雑務ばかりを押し付ける

スポコン的な指導方法はもはや時代遅れ

ほとんどの企業が実施している新入社員への社員教育は、新たに戦力となった人材の今後を左右すると言っていいほど非常に重要な機会です。新入社員に対する研修の講師は外部から招聘するケース、内部で調達するケースがありますが、いずれにしても社員のお手本となり、指導する技術に長けた講師を選ぶことが大切です。ひと昔前までは「仕事は見て覚えろ」といった指導スタイルの講師もいましたが、現在の若者には理解ができず、一歩間違えるとパワハラと見られてしまう恐れもあります。スポコン的な発想の教え方は、もはや通用しない世の中になりました。手取り足取り指導し、個人個人の習熟度に合わせた柔軟な対応が求められます。目標は頑張れば手の届く場所に設定し、モチベーションを切らさない工夫も必要です。

山本五十六の格言を指針に

明治時代の連合艦隊司令長官、山本五十六の言葉に「やってみせ、言って聞かせて、させてみせ、ほめてやらねば人は動かじ」というものがあります。

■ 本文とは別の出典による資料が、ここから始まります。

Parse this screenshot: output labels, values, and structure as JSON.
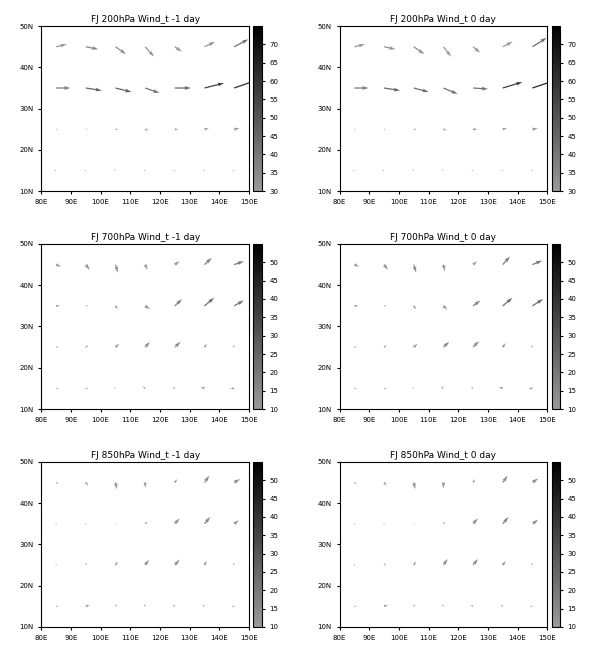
{
  "chart_data": [
    {
      "type": "quiver",
      "title": "FJ 200hPa Wind_t -1 day",
      "x": [
        85,
        95,
        105,
        115,
        125,
        135,
        145
      ],
      "y": [
        15,
        25,
        35,
        45
      ],
      "u": [
        [
          -5,
          -5,
          -5,
          -5,
          -5,
          -5,
          -5
        ],
        [
          5,
          5,
          8,
          10,
          10,
          12,
          15
        ],
        [
          40,
          45,
          45,
          40,
          45,
          55,
          60
        ],
        [
          30,
          35,
          30,
          25,
          20,
          30,
          40
        ]
      ],
      "v": [
        [
          0,
          0,
          0,
          0,
          0,
          0,
          0
        ],
        [
          0,
          0,
          0,
          -2,
          0,
          2,
          2
        ],
        [
          0,
          -5,
          -8,
          -10,
          0,
          10,
          15
        ],
        [
          5,
          -5,
          -15,
          -20,
          -10,
          10,
          15
        ]
      ],
      "xlim": [
        80,
        150
      ],
      "ylim": [
        10,
        50
      ],
      "xticks": [
        {
          "value": 80,
          "label": "80E"
        },
        {
          "value": 90,
          "label": "90E"
        },
        {
          "value": 100,
          "label": "100E"
        },
        {
          "value": 110,
          "label": "110E"
        },
        {
          "value": 120,
          "label": "120E"
        },
        {
          "value": 130,
          "label": "130E"
        },
        {
          "value": 140,
          "label": "140E"
        },
        {
          "value": 150,
          "label": "150E"
        }
      ],
      "yticks": [
        {
          "value": 10,
          "label": "10N"
        },
        {
          "value": 20,
          "label": "20N"
        },
        {
          "value": 30,
          "label": "30N"
        },
        {
          "value": 40,
          "label": "40N"
        },
        {
          "value": 50,
          "label": "50N"
        }
      ],
      "colorbar_range": [
        30,
        75
      ],
      "colorbar_ticks": [
        30,
        35,
        40,
        45,
        50,
        55,
        60,
        65,
        70
      ]
    },
    {
      "type": "quiver",
      "title": "FJ 200hPa Wind_t 0 day",
      "x": [
        85,
        95,
        105,
        115,
        125,
        135,
        145
      ],
      "y": [
        15,
        25,
        35,
        45
      ],
      "u": [
        [
          -5,
          -5,
          -5,
          -5,
          -5,
          -5,
          -5
        ],
        [
          5,
          5,
          8,
          10,
          12,
          12,
          15
        ],
        [
          40,
          45,
          42,
          40,
          42,
          55,
          62
        ],
        [
          30,
          32,
          30,
          22,
          20,
          28,
          40
        ]
      ],
      "v": [
        [
          0,
          0,
          0,
          0,
          0,
          0,
          0
        ],
        [
          0,
          0,
          0,
          -2,
          0,
          2,
          2
        ],
        [
          0,
          -5,
          -8,
          -12,
          -2,
          12,
          15
        ],
        [
          5,
          -5,
          -15,
          -20,
          -12,
          10,
          18
        ]
      ],
      "xlim": [
        80,
        150
      ],
      "ylim": [
        10,
        50
      ],
      "xticks": [
        {
          "value": 80,
          "label": "80E"
        },
        {
          "value": 90,
          "label": "90E"
        },
        {
          "value": 100,
          "label": "100E"
        },
        {
          "value": 110,
          "label": "110E"
        },
        {
          "value": 120,
          "label": "120E"
        },
        {
          "value": 130,
          "label": "130E"
        },
        {
          "value": 140,
          "label": "140E"
        },
        {
          "value": 150,
          "label": "150E"
        }
      ],
      "yticks": [
        {
          "value": 10,
          "label": "10N"
        },
        {
          "value": 20,
          "label": "20N"
        },
        {
          "value": 30,
          "label": "30N"
        },
        {
          "value": 40,
          "label": "40N"
        },
        {
          "value": 50,
          "label": "50N"
        }
      ],
      "colorbar_range": [
        30,
        75
      ],
      "colorbar_ticks": [
        30,
        35,
        40,
        45,
        50,
        55,
        60,
        65,
        70
      ]
    },
    {
      "type": "quiver",
      "title": "FJ 700hPa Wind_t -1 day",
      "x": [
        85,
        95,
        105,
        115,
        125,
        135,
        145
      ],
      "y": [
        15,
        25,
        35,
        45
      ],
      "u": [
        [
          5,
          5,
          -3,
          -5,
          -5,
          -8,
          -8
        ],
        [
          5,
          5,
          8,
          10,
          12,
          5,
          -3
        ],
        [
          8,
          5,
          5,
          10,
          15,
          20,
          20
        ],
        [
          10,
          8,
          5,
          5,
          10,
          15,
          20
        ]
      ],
      "v": [
        [
          0,
          0,
          2,
          3,
          2,
          2,
          0
        ],
        [
          0,
          3,
          5,
          8,
          8,
          5,
          3
        ],
        [
          0,
          0,
          -5,
          -5,
          10,
          12,
          8
        ],
        [
          -3,
          -8,
          -12,
          -8,
          5,
          10,
          5
        ]
      ],
      "xlim": [
        80,
        150
      ],
      "ylim": [
        10,
        50
      ],
      "xticks": [
        {
          "value": 80,
          "label": "80E"
        },
        {
          "value": 90,
          "label": "90E"
        },
        {
          "value": 100,
          "label": "100E"
        },
        {
          "value": 110,
          "label": "110E"
        },
        {
          "value": 120,
          "label": "120E"
        },
        {
          "value": 130,
          "label": "130E"
        },
        {
          "value": 140,
          "label": "140E"
        },
        {
          "value": 150,
          "label": "150E"
        }
      ],
      "yticks": [
        {
          "value": 10,
          "label": "10N"
        },
        {
          "value": 20,
          "label": "20N"
        },
        {
          "value": 30,
          "label": "30N"
        },
        {
          "value": 40,
          "label": "40N"
        },
        {
          "value": 50,
          "label": "50N"
        }
      ],
      "colorbar_range": [
        10,
        55
      ],
      "colorbar_ticks": [
        10,
        15,
        20,
        25,
        30,
        35,
        40,
        45,
        50
      ]
    },
    {
      "type": "quiver",
      "title": "FJ 700hPa Wind_t 0 day",
      "x": [
        85,
        95,
        105,
        115,
        125,
        135,
        145
      ],
      "y": [
        15,
        25,
        35,
        45
      ],
      "u": [
        [
          5,
          5,
          -3,
          -5,
          -5,
          -8,
          -8
        ],
        [
          5,
          5,
          8,
          12,
          12,
          6,
          -3
        ],
        [
          8,
          5,
          5,
          8,
          15,
          20,
          22
        ],
        [
          10,
          8,
          5,
          3,
          8,
          15,
          20
        ]
      ],
      "v": [
        [
          0,
          0,
          2,
          3,
          2,
          2,
          0
        ],
        [
          0,
          3,
          5,
          8,
          9,
          6,
          3
        ],
        [
          0,
          0,
          -5,
          -6,
          8,
          12,
          10
        ],
        [
          -3,
          -8,
          -12,
          -10,
          5,
          12,
          6
        ]
      ],
      "xlim": [
        80,
        150
      ],
      "ylim": [
        10,
        50
      ],
      "xticks": [
        {
          "value": 80,
          "label": "80E"
        },
        {
          "value": 90,
          "label": "90E"
        },
        {
          "value": 100,
          "label": "100E"
        },
        {
          "value": 110,
          "label": "110E"
        },
        {
          "value": 120,
          "label": "120E"
        },
        {
          "value": 130,
          "label": "130E"
        },
        {
          "value": 140,
          "label": "140E"
        },
        {
          "value": 150,
          "label": "150E"
        }
      ],
      "yticks": [
        {
          "value": 10,
          "label": "10N"
        },
        {
          "value": 20,
          "label": "20N"
        },
        {
          "value": 30,
          "label": "30N"
        },
        {
          "value": 40,
          "label": "40N"
        },
        {
          "value": 50,
          "label": "50N"
        }
      ],
      "colorbar_range": [
        10,
        55
      ],
      "colorbar_ticks": [
        10,
        15,
        20,
        25,
        30,
        35,
        40,
        45,
        50
      ]
    },
    {
      "type": "quiver",
      "title": "FJ 850hPa Wind_t -1 day",
      "x": [
        85,
        95,
        105,
        115,
        125,
        135,
        145
      ],
      "y": [
        15,
        25,
        35,
        45
      ],
      "u": [
        [
          5,
          8,
          3,
          -3,
          -5,
          -5,
          -5
        ],
        [
          0,
          3,
          5,
          8,
          10,
          5,
          -3
        ],
        [
          0,
          2,
          3,
          5,
          10,
          12,
          10
        ],
        [
          5,
          5,
          3,
          0,
          5,
          10,
          12
        ]
      ],
      "v": [
        [
          0,
          2,
          3,
          3,
          2,
          2,
          0
        ],
        [
          0,
          3,
          5,
          8,
          8,
          6,
          3
        ],
        [
          0,
          0,
          0,
          3,
          8,
          10,
          5
        ],
        [
          -2,
          -5,
          -10,
          -8,
          5,
          10,
          5
        ]
      ],
      "xlim": [
        80,
        150
      ],
      "ylim": [
        10,
        50
      ],
      "xticks": [
        {
          "value": 80,
          "label": "80E"
        },
        {
          "value": 90,
          "label": "90E"
        },
        {
          "value": 100,
          "label": "100E"
        },
        {
          "value": 110,
          "label": "110E"
        },
        {
          "value": 120,
          "label": "120E"
        },
        {
          "value": 130,
          "label": "130E"
        },
        {
          "value": 140,
          "label": "140E"
        },
        {
          "value": 150,
          "label": "150E"
        }
      ],
      "yticks": [
        {
          "value": 10,
          "label": "10N"
        },
        {
          "value": 20,
          "label": "20N"
        },
        {
          "value": 30,
          "label": "30N"
        },
        {
          "value": 40,
          "label": "40N"
        },
        {
          "value": 50,
          "label": "50N"
        }
      ],
      "colorbar_range": [
        10,
        55
      ],
      "colorbar_ticks": [
        10,
        15,
        20,
        25,
        30,
        35,
        40,
        45,
        50
      ]
    },
    {
      "type": "quiver",
      "title": "FJ 850hPa Wind_t 0 day",
      "x": [
        85,
        95,
        105,
        115,
        125,
        135,
        145
      ],
      "y": [
        15,
        25,
        35,
        45
      ],
      "u": [
        [
          5,
          8,
          3,
          -3,
          -5,
          -5,
          -5
        ],
        [
          0,
          3,
          5,
          9,
          10,
          6,
          -3
        ],
        [
          0,
          2,
          3,
          4,
          10,
          12,
          12
        ],
        [
          5,
          5,
          3,
          0,
          4,
          10,
          12
        ]
      ],
      "v": [
        [
          0,
          2,
          3,
          3,
          2,
          2,
          0
        ],
        [
          0,
          3,
          5,
          9,
          9,
          6,
          3
        ],
        [
          0,
          0,
          0,
          3,
          8,
          10,
          6
        ],
        [
          -2,
          -5,
          -10,
          -9,
          5,
          10,
          6
        ]
      ],
      "xlim": [
        80,
        150
      ],
      "ylim": [
        10,
        50
      ],
      "xticks": [
        {
          "value": 80,
          "label": "80E"
        },
        {
          "value": 90,
          "label": "90E"
        },
        {
          "value": 100,
          "label": "100E"
        },
        {
          "value": 110,
          "label": "110E"
        },
        {
          "value": 120,
          "label": "120E"
        },
        {
          "value": 130,
          "label": "130E"
        },
        {
          "value": 140,
          "label": "140E"
        },
        {
          "value": 150,
          "label": "150E"
        }
      ],
      "yticks": [
        {
          "value": 10,
          "label": "10N"
        },
        {
          "value": 20,
          "label": "20N"
        },
        {
          "value": 30,
          "label": "30N"
        },
        {
          "value": 40,
          "label": "40N"
        },
        {
          "value": 50,
          "label": "50N"
        }
      ],
      "colorbar_range": [
        10,
        55
      ],
      "colorbar_ticks": [
        10,
        15,
        20,
        25,
        30,
        35,
        40,
        45,
        50
      ]
    }
  ]
}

戦後はスパルタ教育や「仕事は盗んで覚えるもの」という指導法がもてはやされた時期もありました。例えば飲食業であれば、最初の数年間は皿洗いだけしかさせないといった雑務ばかりを押し付ける新人いじめのようなケースも少なからずありました。しかし現在では慢性的な人手不足もあって、そのような職場は人が入らず、定着もしません。山本五十六の言葉のような指導方法が再び注目を集めているのです。新入社員は希望と不安を抱えながらも前向きな気持ちで入社してきます。指導者としては将来に明るいビジョンを描くことができ、自信につながるような指導を目指すべきでしょう。